The paradigm shift from modernism to, quote, ‘post-modernism’ should not be viewed as a new birth born from an old failure. The term referring to this growth and maturity from one to the other has been recently likened to puberty, in which someone changes, not because their former was bad or in anyway wrong, from a young person, to a teenager. They alter from one section of their life to another, only to have more of these ‘alterations’ ahead of them. In their maturing, they see that some particular old ways are no longer necessary, and that other ‘old ways’ take on a new light because of their new feelings/education/ideas/morals etc. Puberty is not an instamatic camera that can be processed overnight. And neither is it a final destination.
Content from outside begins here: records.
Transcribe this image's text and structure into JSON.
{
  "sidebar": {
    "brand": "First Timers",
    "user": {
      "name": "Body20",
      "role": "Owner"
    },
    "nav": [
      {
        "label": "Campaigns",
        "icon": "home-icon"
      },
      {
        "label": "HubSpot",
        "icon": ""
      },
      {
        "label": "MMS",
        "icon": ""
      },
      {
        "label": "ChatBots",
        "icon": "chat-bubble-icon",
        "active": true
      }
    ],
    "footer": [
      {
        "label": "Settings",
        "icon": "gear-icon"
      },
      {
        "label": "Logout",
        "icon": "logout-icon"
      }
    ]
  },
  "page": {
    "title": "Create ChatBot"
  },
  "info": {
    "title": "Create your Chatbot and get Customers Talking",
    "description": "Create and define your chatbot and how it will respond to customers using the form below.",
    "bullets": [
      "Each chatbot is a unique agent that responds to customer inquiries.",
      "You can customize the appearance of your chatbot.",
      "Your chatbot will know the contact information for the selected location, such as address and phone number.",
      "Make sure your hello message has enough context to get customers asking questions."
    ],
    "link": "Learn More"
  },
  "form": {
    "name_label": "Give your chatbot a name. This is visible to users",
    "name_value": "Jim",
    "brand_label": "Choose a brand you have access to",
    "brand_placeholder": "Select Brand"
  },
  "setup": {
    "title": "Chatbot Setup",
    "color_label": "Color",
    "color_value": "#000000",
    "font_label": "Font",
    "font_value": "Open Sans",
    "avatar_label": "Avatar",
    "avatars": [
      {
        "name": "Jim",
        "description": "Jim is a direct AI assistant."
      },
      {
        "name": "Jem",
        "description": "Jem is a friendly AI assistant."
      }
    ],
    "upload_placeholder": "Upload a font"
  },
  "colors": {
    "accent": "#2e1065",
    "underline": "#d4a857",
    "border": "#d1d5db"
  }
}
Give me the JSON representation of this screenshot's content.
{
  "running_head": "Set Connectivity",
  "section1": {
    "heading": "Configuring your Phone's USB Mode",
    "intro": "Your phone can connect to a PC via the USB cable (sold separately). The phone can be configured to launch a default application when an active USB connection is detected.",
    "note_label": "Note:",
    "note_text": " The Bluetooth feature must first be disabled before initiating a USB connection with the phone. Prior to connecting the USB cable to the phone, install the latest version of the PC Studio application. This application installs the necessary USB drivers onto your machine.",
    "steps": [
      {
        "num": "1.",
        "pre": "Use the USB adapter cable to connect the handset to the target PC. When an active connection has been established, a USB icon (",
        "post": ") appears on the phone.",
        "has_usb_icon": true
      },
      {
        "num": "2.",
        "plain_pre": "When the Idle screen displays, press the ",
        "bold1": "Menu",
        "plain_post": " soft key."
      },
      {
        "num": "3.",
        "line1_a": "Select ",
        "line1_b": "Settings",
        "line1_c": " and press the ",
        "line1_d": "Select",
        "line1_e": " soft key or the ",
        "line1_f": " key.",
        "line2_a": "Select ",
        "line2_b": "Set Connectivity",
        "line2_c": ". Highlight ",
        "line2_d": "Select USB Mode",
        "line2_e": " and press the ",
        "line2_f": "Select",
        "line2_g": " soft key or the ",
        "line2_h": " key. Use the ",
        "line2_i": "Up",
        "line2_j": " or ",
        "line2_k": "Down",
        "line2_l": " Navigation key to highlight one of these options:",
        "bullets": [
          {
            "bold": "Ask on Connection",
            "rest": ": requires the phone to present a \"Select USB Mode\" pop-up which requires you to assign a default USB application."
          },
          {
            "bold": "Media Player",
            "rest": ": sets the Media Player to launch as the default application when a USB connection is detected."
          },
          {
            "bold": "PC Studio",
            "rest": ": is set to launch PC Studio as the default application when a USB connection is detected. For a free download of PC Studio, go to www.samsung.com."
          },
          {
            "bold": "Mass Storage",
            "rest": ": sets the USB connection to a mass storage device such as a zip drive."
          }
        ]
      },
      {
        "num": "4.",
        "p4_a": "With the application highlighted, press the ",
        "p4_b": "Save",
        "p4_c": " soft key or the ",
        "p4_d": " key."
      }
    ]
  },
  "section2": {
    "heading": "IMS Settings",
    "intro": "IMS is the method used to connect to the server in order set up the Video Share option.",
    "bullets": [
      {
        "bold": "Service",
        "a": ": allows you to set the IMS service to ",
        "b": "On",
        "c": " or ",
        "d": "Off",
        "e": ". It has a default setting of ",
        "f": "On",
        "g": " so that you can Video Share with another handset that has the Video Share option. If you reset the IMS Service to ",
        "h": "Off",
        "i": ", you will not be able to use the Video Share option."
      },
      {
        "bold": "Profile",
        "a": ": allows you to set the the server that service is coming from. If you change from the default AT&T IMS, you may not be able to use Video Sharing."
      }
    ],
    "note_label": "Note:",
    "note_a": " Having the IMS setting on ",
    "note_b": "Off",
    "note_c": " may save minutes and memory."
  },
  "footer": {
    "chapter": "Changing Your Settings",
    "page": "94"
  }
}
A Christian writer put in a book recently the question that considers Christians to be ‘lost’ rather than those around us who do not share the same faith. He questioned our methods for reaching those around us, and the terminology that we fling around, that is so often not meant to be judgemental, but in reality, most probably is. Recent post-modern light shed on the subject of Evangelism and its place in our lives has turned out some interesting prospects for Christians today. Are we, as people of faith, lost in a world, chasing around and shouting too loud, when we should be reaching out in a way that the ‘lost’ need? Do we need to reconsider our relationships, our priorities in how we share our faith and fulfil the great commission, and great commitment that we made when we ourselves became people of faith?

Do some of us need to face a truth that our job of fulfilling this commission just is not cutting it any longer?